Speaking at an event hosted by the UK’s Overseas Development Institute, Sir Suma Chakrabarti commended the past success of development banks but they now needed to move beyond “business as usual”.
In particular, he said the MDBs needed to learn to be more flexible in the way they respond to demand, as well as giving their clients a stronger voice in the organisation.
He referred to a common critique that the world’s development banks are too “flat footed” when it comes to responding to new needs.
Leveraging private sector finance would also be critical, he said, as would cooperation between banks and the leveraging of expertise across the whole MDB system.
Different MDBs have different specialisms, expertise and knowledge and this should be exploited when two or more banks work in the same area to ensure their work is complementary, their impact optimised and to ensure they are not duplicating efforts, he added.
Also speaking at the event, Qianghwu Zhou, executive deputy director general of the Asia-Pacific Finance and Development Centre in the Chinese Ministry of Finance, said the Asian Infrastructure Investment Bank would work to be “lean, clean and green”.
The AIIB, established in 2014, would seek to complement the work of other banks rather than rival them, and would aim to cut down on bureaucracy.
In addition, its recruitment and procurement processes would be global, while developing countries would have greater shares to ensure the institution was more representative, Zhou said.
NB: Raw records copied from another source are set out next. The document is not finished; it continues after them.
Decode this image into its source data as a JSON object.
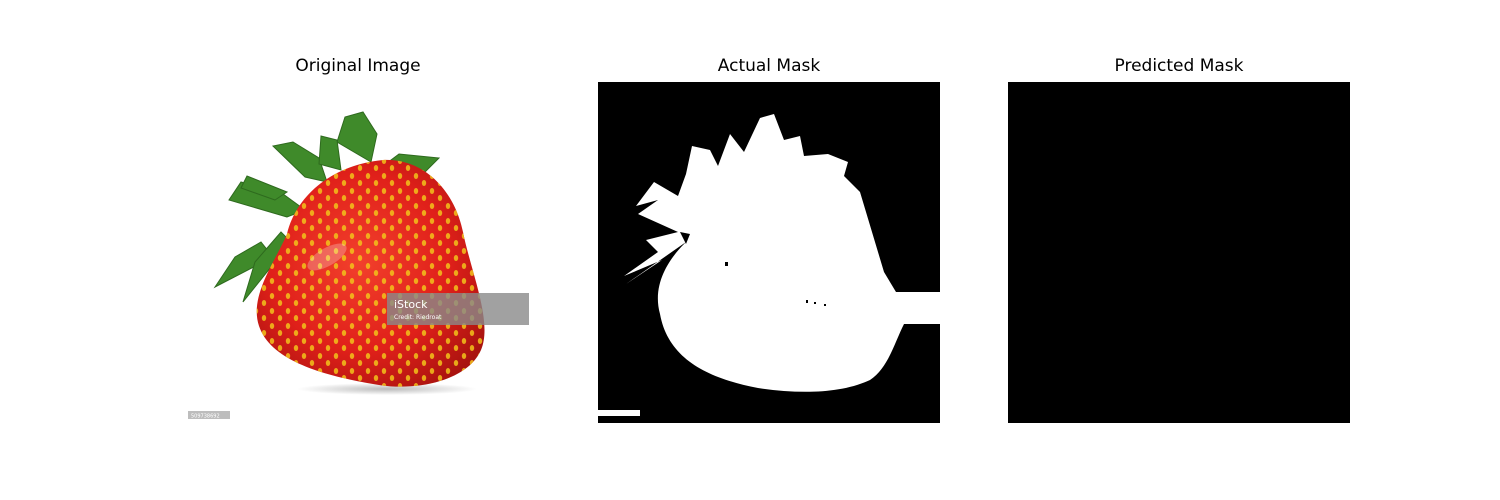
{
  "panels": [
    {
      "title": "Original Image"
    },
    {
      "title": "Actual Mask"
    },
    {
      "title": "Predicted Mask"
    }
  ],
  "watermark": {
    "brand": "iStock",
    "credit": "Credit: Riedroat",
    "id": "509738692"
  },
  "colors": {
    "background": "#ffffff",
    "mask_background": "#000000",
    "mask_foreground": "#ffffff",
    "strawberry_red": "#e3231b",
    "seed_yellow": "#f2c21a",
    "leaf_green": "#3f8a2a"
  }
}
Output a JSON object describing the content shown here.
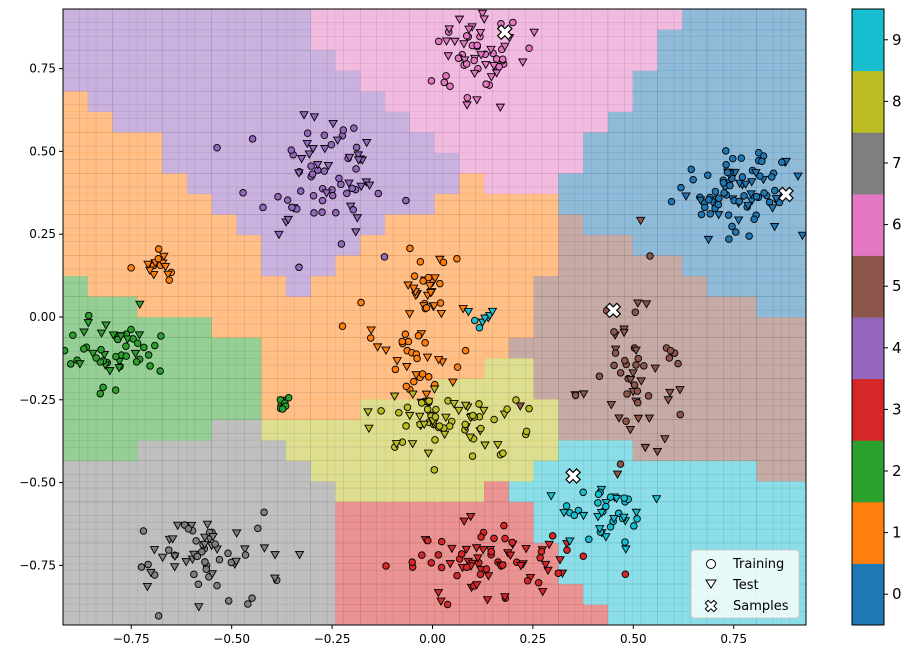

The AIIB would also do more to engage the private sector, in order to mobilise private capital and co-finance more projects, but look for ways to “raise more funds at a lower cost”.
On the question of whether it would support more controversial projects such as coal-fired power plants, Zhou said this would be a “very sensitive issue” that will have to decided by the bank’s future board of directors. However, he believed that if they were to fund such projects they would need to be “of a high standard and clean”.
Both Chakrabati and Stephany Griffith-Jones, a research associate at the ODI were positive about the introduction of new banks like the AIIB.
Griffith-Jones highlighted that if the AIIB is successful in its goal to be “clean, lean and green” other MDBs will benefit from its experience and it could spark a “race to the top” within the MDB system.